Otto Frommknecht (17 November 1881–16 August 1969) was a German politician. He was a representative of the Christian Social Union of Bavaria and from 1919 to 1933 was a member of the Bavarian People's Party.

== Life ==
Frommknecht was born 17 November 1881 in Grünenbach, Germany. From 1901 to 1905 he studied civil engineering at the Technical University of Munich and entered public service in 1909 with the Bavarian State Railway as a civil engineering specialist. He served in the First World War and, from 1919 to 1924, held the position of Mayor of Obermenzing. He served as chairman of the Bavarian People's Party (BVP) in the same district, of which he had been a member since 1919 and later as a municipal councillor in Obermenzing. During the early 1920s, he also held the role of State Director of the Technical Emergency Aid Bavaria.

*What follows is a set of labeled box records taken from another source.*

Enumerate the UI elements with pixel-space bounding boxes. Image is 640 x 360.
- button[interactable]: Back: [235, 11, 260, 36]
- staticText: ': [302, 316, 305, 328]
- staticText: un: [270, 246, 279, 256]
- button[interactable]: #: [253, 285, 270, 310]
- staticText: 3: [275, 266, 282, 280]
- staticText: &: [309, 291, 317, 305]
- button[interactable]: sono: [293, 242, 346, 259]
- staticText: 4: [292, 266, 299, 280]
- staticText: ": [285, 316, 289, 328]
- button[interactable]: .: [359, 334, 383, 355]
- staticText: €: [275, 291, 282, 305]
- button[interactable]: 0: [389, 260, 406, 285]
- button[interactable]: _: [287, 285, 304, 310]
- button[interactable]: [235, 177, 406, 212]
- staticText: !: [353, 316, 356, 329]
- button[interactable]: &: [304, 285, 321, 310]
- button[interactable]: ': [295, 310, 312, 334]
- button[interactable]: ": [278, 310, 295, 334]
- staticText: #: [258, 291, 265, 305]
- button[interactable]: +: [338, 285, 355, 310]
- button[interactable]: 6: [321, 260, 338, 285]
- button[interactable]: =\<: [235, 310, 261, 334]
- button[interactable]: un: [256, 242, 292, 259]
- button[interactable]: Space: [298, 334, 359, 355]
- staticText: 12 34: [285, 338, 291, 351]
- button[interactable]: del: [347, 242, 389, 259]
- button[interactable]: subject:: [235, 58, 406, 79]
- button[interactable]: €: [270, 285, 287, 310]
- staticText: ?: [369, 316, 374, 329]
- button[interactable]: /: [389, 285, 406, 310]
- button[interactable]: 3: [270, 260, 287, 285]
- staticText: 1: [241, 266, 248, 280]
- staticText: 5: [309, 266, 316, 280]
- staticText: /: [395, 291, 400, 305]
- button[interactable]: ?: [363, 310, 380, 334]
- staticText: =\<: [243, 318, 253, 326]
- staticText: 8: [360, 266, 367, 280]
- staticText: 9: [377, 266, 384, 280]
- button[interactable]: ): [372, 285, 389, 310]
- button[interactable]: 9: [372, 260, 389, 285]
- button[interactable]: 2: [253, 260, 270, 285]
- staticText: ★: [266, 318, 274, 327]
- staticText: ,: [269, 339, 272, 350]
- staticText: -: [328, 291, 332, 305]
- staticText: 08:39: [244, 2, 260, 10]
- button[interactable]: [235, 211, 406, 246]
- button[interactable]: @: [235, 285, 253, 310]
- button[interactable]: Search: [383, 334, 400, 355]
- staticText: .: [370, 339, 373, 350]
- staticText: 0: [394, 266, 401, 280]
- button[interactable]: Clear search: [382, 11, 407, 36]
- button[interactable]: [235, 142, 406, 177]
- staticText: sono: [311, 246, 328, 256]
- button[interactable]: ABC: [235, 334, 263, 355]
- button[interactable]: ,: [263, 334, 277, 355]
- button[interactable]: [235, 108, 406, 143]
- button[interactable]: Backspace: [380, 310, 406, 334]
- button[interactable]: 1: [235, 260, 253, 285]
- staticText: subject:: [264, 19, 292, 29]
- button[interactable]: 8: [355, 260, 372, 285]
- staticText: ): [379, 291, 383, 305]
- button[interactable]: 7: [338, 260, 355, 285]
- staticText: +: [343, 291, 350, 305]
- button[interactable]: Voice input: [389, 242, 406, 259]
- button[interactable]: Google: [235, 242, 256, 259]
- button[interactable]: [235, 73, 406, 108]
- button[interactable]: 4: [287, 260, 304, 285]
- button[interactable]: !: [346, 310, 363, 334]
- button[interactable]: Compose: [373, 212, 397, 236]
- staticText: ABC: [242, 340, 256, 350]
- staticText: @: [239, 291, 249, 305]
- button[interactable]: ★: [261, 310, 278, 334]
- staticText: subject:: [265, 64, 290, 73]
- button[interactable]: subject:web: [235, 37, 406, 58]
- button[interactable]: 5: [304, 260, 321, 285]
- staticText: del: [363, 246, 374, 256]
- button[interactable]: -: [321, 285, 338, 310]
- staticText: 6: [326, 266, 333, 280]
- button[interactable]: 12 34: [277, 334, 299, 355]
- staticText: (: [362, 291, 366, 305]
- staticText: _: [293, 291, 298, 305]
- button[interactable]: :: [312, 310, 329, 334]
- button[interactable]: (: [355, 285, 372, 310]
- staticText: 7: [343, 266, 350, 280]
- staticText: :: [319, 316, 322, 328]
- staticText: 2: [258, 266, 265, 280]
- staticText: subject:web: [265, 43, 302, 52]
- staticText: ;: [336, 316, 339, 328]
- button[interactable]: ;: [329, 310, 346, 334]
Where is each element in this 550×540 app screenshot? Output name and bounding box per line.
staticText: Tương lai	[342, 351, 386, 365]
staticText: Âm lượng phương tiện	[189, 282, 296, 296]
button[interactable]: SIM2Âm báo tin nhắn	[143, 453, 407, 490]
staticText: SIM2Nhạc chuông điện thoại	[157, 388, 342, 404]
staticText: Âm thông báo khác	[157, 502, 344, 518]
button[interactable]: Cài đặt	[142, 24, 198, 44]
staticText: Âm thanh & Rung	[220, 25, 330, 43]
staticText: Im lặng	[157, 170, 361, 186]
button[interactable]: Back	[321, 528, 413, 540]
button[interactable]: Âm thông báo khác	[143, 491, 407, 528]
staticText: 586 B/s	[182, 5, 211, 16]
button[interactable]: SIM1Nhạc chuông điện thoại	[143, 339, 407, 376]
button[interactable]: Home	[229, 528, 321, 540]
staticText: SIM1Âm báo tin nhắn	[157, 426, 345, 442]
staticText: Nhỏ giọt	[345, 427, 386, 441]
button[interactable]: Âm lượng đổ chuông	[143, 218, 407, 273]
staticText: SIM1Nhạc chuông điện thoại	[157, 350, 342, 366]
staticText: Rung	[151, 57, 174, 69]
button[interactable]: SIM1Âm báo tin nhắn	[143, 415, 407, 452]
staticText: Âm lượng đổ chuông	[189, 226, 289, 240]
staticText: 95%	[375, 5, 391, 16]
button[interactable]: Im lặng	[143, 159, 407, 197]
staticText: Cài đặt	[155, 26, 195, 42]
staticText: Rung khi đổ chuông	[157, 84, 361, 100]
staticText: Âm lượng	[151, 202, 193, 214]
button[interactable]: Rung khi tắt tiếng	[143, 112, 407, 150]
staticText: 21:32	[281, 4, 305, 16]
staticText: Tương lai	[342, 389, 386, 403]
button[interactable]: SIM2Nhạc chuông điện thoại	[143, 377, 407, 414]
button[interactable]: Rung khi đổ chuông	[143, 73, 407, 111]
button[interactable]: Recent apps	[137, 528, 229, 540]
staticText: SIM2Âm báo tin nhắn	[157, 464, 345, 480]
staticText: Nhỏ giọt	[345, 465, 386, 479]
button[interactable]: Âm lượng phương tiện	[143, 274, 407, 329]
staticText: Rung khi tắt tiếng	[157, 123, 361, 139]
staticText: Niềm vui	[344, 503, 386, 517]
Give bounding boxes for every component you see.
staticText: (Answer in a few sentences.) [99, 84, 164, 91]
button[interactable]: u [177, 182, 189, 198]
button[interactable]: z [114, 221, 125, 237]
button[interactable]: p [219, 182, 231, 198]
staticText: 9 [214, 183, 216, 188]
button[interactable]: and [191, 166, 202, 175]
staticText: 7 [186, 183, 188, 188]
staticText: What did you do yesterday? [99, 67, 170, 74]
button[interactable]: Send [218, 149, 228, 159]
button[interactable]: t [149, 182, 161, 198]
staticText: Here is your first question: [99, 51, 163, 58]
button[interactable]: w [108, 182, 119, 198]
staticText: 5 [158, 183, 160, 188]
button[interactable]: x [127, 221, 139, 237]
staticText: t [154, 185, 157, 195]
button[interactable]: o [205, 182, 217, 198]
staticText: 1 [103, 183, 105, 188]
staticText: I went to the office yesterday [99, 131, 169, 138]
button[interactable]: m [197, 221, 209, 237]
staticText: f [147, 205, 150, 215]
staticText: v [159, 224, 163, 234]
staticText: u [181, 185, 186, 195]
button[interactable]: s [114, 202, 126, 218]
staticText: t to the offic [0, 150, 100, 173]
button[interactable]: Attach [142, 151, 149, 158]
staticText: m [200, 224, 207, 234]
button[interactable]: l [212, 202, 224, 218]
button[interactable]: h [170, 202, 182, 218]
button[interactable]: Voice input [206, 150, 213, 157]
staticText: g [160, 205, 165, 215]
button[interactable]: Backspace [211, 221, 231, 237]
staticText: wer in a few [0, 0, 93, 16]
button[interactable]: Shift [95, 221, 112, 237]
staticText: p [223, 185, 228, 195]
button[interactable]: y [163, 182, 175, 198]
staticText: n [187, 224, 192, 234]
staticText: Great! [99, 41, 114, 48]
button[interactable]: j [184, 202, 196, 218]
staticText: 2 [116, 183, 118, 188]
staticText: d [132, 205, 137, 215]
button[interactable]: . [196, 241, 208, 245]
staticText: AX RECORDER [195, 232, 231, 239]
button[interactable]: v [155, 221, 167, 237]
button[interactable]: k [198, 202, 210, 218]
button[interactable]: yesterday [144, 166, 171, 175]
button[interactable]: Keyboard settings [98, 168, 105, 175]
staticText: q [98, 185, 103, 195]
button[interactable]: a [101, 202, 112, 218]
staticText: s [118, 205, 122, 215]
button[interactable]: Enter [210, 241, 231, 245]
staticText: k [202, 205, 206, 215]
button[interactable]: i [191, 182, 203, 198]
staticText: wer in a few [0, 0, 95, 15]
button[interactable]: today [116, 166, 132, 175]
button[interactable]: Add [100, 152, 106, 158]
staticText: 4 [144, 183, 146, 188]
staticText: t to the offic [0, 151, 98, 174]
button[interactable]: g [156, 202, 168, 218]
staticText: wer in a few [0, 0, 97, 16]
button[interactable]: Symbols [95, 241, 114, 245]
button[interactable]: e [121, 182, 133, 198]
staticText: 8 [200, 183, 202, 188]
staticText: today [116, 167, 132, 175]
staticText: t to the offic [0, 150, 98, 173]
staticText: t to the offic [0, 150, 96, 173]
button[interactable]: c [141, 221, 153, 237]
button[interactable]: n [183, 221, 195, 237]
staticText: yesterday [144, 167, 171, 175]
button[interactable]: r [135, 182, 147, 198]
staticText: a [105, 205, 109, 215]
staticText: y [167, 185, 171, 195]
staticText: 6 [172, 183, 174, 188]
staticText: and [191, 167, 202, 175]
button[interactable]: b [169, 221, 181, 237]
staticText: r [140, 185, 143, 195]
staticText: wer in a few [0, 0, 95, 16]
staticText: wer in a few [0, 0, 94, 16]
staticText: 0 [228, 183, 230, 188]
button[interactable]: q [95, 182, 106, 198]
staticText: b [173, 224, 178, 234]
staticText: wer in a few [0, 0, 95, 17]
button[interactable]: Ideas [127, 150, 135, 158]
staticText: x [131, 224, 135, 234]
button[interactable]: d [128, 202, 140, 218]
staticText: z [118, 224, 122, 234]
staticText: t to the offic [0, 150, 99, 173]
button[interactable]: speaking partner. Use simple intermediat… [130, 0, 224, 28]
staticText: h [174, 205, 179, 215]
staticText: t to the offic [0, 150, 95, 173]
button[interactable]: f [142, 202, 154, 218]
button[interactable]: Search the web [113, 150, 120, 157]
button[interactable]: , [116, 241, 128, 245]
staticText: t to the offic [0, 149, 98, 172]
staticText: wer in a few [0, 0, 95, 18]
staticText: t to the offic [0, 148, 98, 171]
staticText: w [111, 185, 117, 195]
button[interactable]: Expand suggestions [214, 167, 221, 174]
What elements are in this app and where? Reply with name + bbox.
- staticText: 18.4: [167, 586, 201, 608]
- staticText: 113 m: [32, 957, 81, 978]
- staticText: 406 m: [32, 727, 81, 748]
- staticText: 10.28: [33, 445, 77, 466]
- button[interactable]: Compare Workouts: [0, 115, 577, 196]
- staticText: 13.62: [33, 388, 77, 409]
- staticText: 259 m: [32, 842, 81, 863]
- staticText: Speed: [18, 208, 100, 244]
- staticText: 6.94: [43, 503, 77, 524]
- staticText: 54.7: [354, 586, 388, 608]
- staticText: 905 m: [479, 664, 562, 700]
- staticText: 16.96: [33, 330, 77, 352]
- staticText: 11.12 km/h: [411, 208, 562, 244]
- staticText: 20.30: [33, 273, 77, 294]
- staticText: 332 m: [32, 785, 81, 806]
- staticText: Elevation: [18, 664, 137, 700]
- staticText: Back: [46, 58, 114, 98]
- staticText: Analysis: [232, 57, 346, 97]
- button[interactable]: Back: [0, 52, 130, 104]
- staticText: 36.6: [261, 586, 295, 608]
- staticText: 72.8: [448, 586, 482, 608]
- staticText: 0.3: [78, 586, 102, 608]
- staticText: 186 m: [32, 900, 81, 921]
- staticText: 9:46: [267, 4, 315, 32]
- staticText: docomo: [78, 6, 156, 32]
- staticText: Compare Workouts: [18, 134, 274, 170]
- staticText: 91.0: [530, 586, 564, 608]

Frommknecht's professional life was severely affected after 1933 due to the political climate under the Nazi party and he left the BVP. In 1938, he was arrested and sentenced a year later by the People's Court to a year in prison for anti-Nazi activities, after which he was dismissed from public service. Following his release in 1940, he initially faced unemployment but later worked for Brown & Boveri during the Second World War. In July 1945, he returned to public service in the Reichsbahn as a department head in the Directorate in Munich and was later retroactively promoted to department president as a form of restitution. Around 1946 he joined the Christian Social Union (CSU), becoming a member of its State Executive Committee in 1947 until 1950. He was State Minister for Transport Affairs from January 1947 to December 1950, and briefly served as a member of the Bizone Transport Board in 1947.

He died on 16 August 1969 in Pipping, Munich.